= Jessica Weber =

American graphic designer

Jessica Margot Weber (born March 18, 1949, in New York City) is an American art director, graphic designer, business owner, and adjunct professor of design.

Weber studied concurrently at Parsons School of Design and New York University (Steinhardt School). She studied sculpture with Chaim Gross at the New School for Social Research.

She is president and CEO of Jessica Weber Design, Inc., founded in 1986, which specializes in graphic design and marketing support for foundations and cultural, educational, and medical not-for-profit organizations.

Weber's past work includes her time as Founding Art Director of the International Review of Food & Wine magazine. She redesigned the magazine when it was acquired by the American Express Publishing Company and renamed Food & Wine magazine. She was previously Executive Art Director of Book-of-the-Month Club, a division of AOL Time Warner, Inc. She directed the design of the company’s five monthly magazines, record covers, and collateral material for its record division and catalog for its merchandise division. She was responsible for all corporate special projects, including an exhibit held at the 42nd Street New York Public Library entitled “Extraordinary Years 1926–1989, Book-of-the-Month Club Celebrates America’s Coming of Age in Literature, Culture, and the Arts.”

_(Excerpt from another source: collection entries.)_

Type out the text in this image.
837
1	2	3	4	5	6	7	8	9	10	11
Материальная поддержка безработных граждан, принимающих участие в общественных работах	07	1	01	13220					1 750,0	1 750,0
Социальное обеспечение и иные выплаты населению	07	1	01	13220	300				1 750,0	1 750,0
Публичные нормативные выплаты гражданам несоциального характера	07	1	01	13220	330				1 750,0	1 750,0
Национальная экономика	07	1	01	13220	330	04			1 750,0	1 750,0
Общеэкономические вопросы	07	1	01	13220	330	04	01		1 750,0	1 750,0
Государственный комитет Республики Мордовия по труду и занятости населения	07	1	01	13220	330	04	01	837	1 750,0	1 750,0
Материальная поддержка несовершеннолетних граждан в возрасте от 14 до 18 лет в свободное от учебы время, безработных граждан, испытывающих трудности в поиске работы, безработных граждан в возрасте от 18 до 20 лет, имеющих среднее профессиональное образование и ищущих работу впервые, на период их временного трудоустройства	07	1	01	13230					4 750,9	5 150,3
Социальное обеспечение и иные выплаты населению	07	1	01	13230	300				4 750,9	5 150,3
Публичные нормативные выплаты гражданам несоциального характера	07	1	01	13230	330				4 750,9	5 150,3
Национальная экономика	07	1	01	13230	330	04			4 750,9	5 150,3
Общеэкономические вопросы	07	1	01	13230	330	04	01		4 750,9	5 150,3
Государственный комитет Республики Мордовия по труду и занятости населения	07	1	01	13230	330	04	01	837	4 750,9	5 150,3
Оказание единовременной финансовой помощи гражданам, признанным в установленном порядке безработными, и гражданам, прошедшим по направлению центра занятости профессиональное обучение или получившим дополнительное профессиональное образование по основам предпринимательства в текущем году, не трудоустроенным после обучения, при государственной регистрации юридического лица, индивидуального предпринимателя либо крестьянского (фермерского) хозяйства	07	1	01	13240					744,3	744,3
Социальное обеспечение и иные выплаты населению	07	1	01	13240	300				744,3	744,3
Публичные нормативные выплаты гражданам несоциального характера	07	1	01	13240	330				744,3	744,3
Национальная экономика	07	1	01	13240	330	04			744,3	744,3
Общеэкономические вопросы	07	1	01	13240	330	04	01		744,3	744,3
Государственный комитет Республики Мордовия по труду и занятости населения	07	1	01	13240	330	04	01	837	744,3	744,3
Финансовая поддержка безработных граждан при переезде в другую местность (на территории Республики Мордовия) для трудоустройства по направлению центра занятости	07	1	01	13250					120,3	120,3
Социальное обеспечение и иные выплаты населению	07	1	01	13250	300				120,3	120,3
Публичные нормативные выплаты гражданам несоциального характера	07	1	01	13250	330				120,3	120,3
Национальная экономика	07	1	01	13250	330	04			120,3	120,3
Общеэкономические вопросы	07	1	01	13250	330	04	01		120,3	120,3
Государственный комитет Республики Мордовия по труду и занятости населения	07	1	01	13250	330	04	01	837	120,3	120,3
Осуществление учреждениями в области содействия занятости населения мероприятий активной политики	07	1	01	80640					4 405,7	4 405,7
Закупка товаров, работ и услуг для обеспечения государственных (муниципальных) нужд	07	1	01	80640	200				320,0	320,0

In the fall of 1987, Weber was invited to Japan to host a show of her design work at the Designers Gallery of the Sony Corporation in Tokyo. She was also a guest of the Tokyo Designers Gaikun where she lectured to students and conducted faculty design seminars. She is the recipient of over one hundred awards from the Art Directors Clubs of New York and Los Angeles, the American Institute of Graphic Arts, the Society of Illustrators, the Type Directors Club, the Society of Publication Designers, Communication Arts magazine, Graphis Inc. magazine and Print magazine.

Weber serves on the advisory boards of Aid for AIDS, the Fales Rare Book Library of New York University, the Medill School of Journalism’s Publication Program at Northwestern University in Evanston, IL, the Japan Creators Association, and the Martina Arroyo Foundation.

She previously served on the boards of the Public Health Research Institute, Parsons School of Design, the Scholarship Fund of the Art Directors Club of New York, the Center for Fiction, and the Presidents Advisory Council of New School University.

Weber is adjunct professor at Parsons The New School for Design where she has taught graphic design since 1980, and a visiting critic at Marywood University and the New Jersey College of Art. She is a former member of the faculty of the School of Visual Arts. She lectures frequently and has served on numerous juries for visual arts competitions.

Weber is a member of the Century Association, the Art Directors Club of New York, the Society of Illustrators, and the Society of Publication Designers.

Weber was married to designer Alan Peckolick from 1984 until his death in 2017.